Aktif sejak 2016, World’s End Gallery berdiri sebagai salah satu ruang alternatif seni kontemporer di Kota Kembang, Bandung. Berkeinginan untuk menjadi wadah ekspresi artistik, ruang ini berupaya memberi dukungan kepada seniman beserta komunitasnya dari yang telah mapan hingga yang bersifat eksperimental, serta dari yang populer hingga menyentuh ceruk pasar. Salah satu yang didukung adalah Elfandiary Deniharza, lewat pameran tunggal bertajuk “Deadline Drama” terhitung 22 Juli – 8 September 2017 yang bertempat di World’s End Gallery, Bandung.

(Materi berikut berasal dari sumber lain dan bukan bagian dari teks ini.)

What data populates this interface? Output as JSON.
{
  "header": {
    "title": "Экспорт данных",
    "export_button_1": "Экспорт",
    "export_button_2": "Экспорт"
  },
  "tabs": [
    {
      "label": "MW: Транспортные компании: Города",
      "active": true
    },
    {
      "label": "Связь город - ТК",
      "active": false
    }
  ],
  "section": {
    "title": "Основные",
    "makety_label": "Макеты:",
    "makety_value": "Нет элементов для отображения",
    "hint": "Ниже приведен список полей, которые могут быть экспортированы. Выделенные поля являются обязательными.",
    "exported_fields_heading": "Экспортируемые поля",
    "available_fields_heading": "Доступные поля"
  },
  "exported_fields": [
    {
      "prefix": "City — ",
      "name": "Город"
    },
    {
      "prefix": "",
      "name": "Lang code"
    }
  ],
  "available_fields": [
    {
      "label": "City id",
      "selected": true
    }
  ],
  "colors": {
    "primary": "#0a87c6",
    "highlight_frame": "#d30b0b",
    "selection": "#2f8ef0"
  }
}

Sebagai seorang ilustrator, Elfandiary seringkali dilanda kesibukan yang menyita waktunya. Padahal ia memahami betul bahwa kesempatannya untuk berkarya bisa dimulai dari waktu yang berkualitas. Sayangnya, dinamika industri yang digelutinya di dunia kerja terasa begitu ketat dan akhirnya membuatnya mencetuskan ide tentang “Deadline Drama”, sebuah pameran tunggal yang berangkat dari rutinitasnya sehari-hari sebagai ilustrator.

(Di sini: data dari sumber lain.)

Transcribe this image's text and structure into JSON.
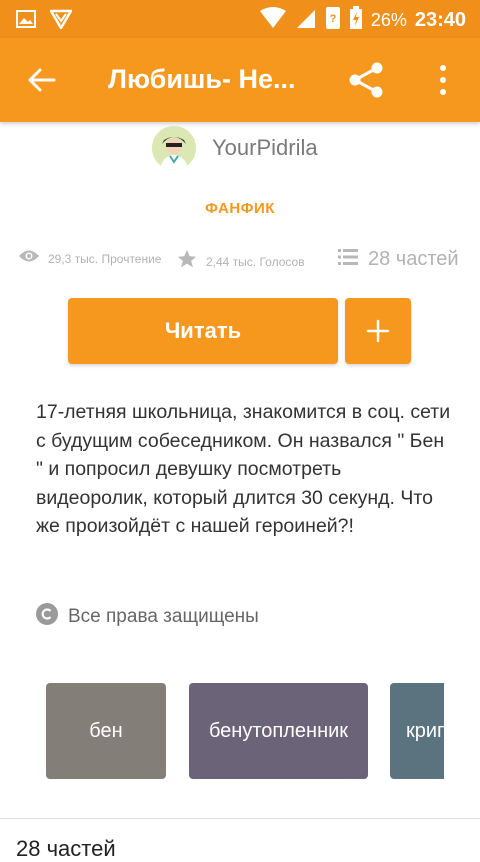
{
  "statusbar": {
    "battery": "26%",
    "time": "23:40",
    "icons": [
      "gallery-icon",
      "shield-icon",
      "wifi-icon",
      "signal-icon",
      "sim-icon",
      "battery-charging-icon"
    ]
  },
  "appbar": {
    "title": "Любишь- Не...",
    "back_icon": "arrow-back-icon",
    "share_icon": "share-icon",
    "more_icon": "more-vert-icon"
  },
  "author": {
    "name": "YourPidrila"
  },
  "category": "ФАНФИК",
  "stats": {
    "reads": "29,3 тыс. Прочтение",
    "votes": "2,44 тыс. Голосов",
    "parts": "28 частей"
  },
  "actions": {
    "read_label": "Читать",
    "add_icon": "plus-icon"
  },
  "description": "17-летняя школьница, знакомится в соц. сети с будущим собеседником. Он назвался \" Бен \" и попросил девушку посмотреть видеоролик, который длится 30 секунд. Что же произойдёт с нашей героиней?!",
  "copyright": "Все права защищены",
  "tags": [
    {
      "label": "бен",
      "color": "#847e78"
    },
    {
      "label": "бенутопленник",
      "color": "#6b6478"
    },
    {
      "label": "крипипаста",
      "color": "#5a737f"
    }
  ],
  "parts_section": {
    "title": "28 частей"
  },
  "colors": {
    "accent": "#f5981d",
    "statusbar": "#f0901a"
  }
}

Deadline atau tenggat waktu, seringkali mengaduk-aduk emosi dan terasa menegangkan. Namun bagai pisau bermata dua, deadline membawa Elfan—sapaan Elfandiary, pada keterkungkungan sekaligus menemukan celah kebebasan. Padatnya pekerjaan komersil yang ia hadapi malah memunculkan keinginan untuk iseng menggambar secara singkat dan mudah sebagai peredam stres. Sebuah lahan yang potensial untuk terus digali.

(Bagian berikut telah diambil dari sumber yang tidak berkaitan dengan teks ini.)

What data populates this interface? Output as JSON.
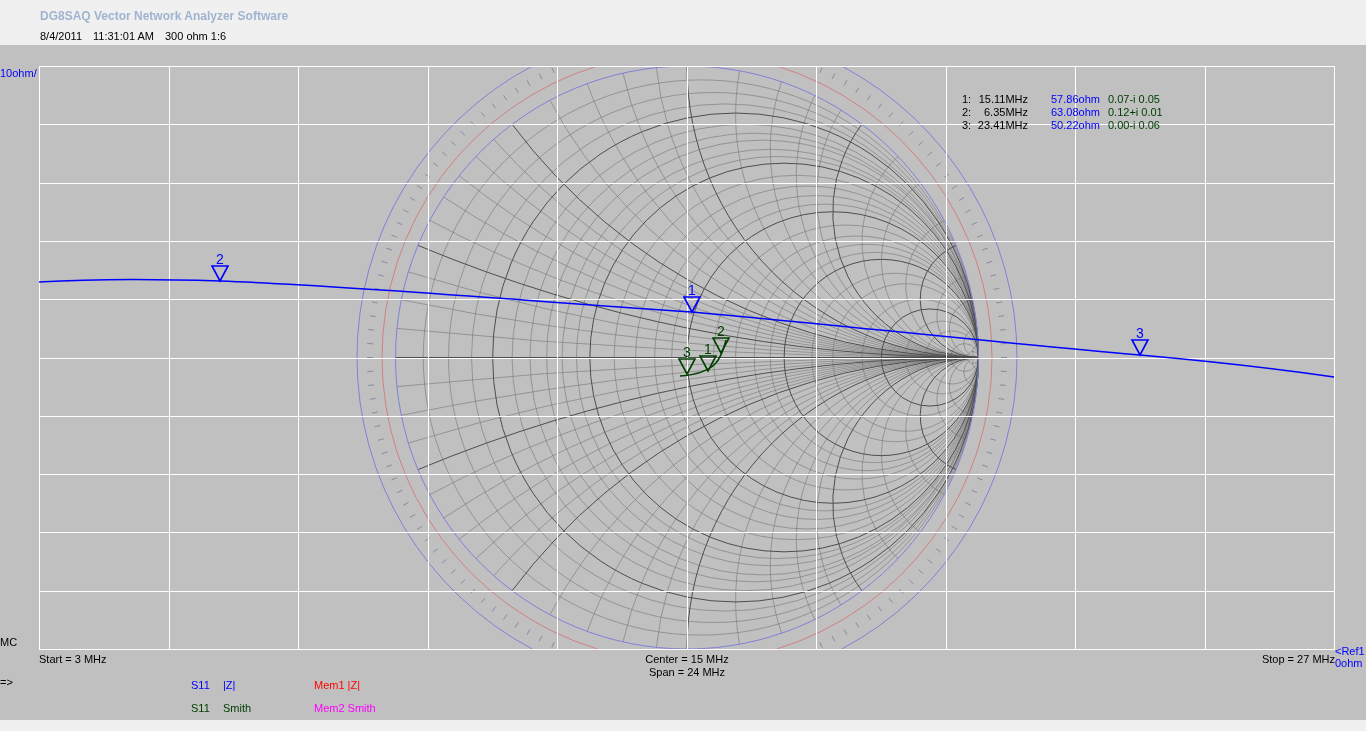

“Karena kesibukan sebagai pekerja, aku iseng membuat sesuatu yang juga kugunakan sebagai media untuk mencari ide. Dari gambar yang iseng kubuat, lama-lama bereksplorasi dan dibuat lebih memiliki konten,” ujar lulusan Desain Komunikasi Visual, Institut Teknologi Nasional ini.
Lama kelamaan, Erfan mencoba mencari waktu luang untuk menuangkan gagasan personal di tengah aktivitas membuat ilustrasi untuk proyek komersial. Pengaruhnya ada banyak, mulai dari suasana hati, lanskap kota, pengalaman personal, foto, lagu, dan aktivitas pengamatan. Lewat karya, ia menemukan kebebasan untuk berekspresi di tengah hiruk pikuk pekerjaan.
Pada pameran tunggal perdananya, Elfan menampilkan sembilan karya berupa drawing, mural, dan instalasi. Salah satunya bertajuk Enigma, menceritakan pengalaman Elfan ketika menghadapi pekerjaan yang bagai benang kusut: tidak tahu bagaimana mengurainya.
Karya ini pertama kali dibuat secara digital di tahun 2016, namun kini dibuat kembali secara manual menggunakan tinta dan screentone di atas kertas fabriano. Di dalamnya terdapat sesosok pria yang mewakili Elfan sendiri, memegang untaian benang yang terhampar pada area bidang dan luas. Sosok itu tampak bingung, tak tahu harus mulai dari mana untuk merapikannya.